Dr. Hassaballa Condemns Beheading of Monk in Istanbul


In the Name of God, the Kind, the Beautiful
 
In keeping with my consistent policy to condemn acts of violence against the innocent, let me be one of the first to condemn the beheading of a monk in Istanbul. The monk was from the countryside, and apparently the populace was enraged at a church hymn which the monk was accused of modifying. Assailants cut off his head, placed it on a pole, and paraded with the head in the streets. This, after many parts of the city were set on fire by angry mobs.
 
Such horrific violence is abhorrent to me, and I stand and speak out against such barbarity. This is not what God has called for His servants on earth to do. There is nothing godly about beheading a fellow human being. No Prophet of God would ever condone such brutality. I condemn it unequivocally.
 
If you are confused…do not feel bad.
 
No such incident has occurred in Istanbul…in current times. But, such an incident did occur in Constantinople around the year 511. Now, in your mind (be honest) were you thinking that it was Muslims who beheaded a Christian? The truth, you may be shocked to know, is that this incident was Christian on Christian violence:
 
The church of the day had a beloved hymn, the Trisagion or Thrice Holy, which praised, “Holy God, Holy and Mighty, Holy Immortal” (Orthodox churches sing it to this day).
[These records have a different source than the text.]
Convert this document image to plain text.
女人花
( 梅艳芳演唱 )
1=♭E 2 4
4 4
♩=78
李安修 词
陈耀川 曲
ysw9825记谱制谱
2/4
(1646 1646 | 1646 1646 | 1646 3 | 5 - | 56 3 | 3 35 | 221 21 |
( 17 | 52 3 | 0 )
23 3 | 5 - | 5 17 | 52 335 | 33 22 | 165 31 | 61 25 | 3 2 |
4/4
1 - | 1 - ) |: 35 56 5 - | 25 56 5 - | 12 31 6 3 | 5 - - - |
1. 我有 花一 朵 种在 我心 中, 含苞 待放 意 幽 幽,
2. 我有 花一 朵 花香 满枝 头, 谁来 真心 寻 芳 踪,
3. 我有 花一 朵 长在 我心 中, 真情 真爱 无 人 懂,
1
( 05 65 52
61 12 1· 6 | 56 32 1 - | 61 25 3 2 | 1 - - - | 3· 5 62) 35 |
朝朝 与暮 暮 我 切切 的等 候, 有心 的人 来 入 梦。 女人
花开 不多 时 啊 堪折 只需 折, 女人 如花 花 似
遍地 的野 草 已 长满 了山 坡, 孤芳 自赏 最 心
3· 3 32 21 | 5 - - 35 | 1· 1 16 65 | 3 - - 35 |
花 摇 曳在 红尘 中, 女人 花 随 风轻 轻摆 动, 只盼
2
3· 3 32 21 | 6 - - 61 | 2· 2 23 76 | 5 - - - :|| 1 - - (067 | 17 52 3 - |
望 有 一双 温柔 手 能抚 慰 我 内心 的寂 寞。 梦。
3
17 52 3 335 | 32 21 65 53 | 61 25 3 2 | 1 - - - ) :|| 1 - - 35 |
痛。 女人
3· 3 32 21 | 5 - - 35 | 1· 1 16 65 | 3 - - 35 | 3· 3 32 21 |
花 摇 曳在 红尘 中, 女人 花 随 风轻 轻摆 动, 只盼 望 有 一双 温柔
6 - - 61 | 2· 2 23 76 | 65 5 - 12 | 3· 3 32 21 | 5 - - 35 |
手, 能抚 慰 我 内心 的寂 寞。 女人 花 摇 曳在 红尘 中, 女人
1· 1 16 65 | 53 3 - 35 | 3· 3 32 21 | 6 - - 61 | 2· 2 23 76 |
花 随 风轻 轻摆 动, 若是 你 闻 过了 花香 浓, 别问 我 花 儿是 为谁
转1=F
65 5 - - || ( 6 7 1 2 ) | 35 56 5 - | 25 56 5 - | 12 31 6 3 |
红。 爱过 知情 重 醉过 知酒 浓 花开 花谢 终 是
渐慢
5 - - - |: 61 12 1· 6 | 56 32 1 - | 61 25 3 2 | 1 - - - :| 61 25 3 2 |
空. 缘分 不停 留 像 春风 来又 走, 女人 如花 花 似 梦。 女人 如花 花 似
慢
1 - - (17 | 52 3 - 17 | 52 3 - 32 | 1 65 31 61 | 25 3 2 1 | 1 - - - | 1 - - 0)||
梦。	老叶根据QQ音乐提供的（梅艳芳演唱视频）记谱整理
But the emperor, Anastasius, wanted to revise it in the Monophysite fashion, by lauding this God “Who was crucified for our sakes.” The new formula proclaimed that it was God alone who walked the soil of Palestine in the first century and suffered on the cross, a view that ignores the human reality of Jesus. So angry were the capital’s residents that they launched a bloody riot:
 
Persons of rank and station were brought into extreme danger, and many principal parts of the city were set on fire. In the house of Marinus the Syrian, the populace found a monk from the country. They cut off his head, saying that the clause had been added at his instigation; and having fixed it upon a pole, jeeringly exclaimed: “See the plotter against the Trinity!”
 

This is taken from Philip Jenkins’ book, Jesus Wars, on page 31. The point of the exercise of this blog post is perfectly summarized by Jenkins’ himself:

 

We can imagine the response if, in the twenty-first century, a Muslim mob beheaded a dissident theologian and paraded the grisly trophy around the streets. Not only would the crime be (properly) denounced, but Westerners would assume that such behavior was part of the fundamental character of that religion – a bloodthirsty, warlike intolerance that could be traced back to the sternest passages of the Quran. The beheading would be seen as a trademark of Islamic fanaticism. Surely, we would say, Christians would never act like that. But they assuredly did. (p. 31)

 
I could not have said it better myself.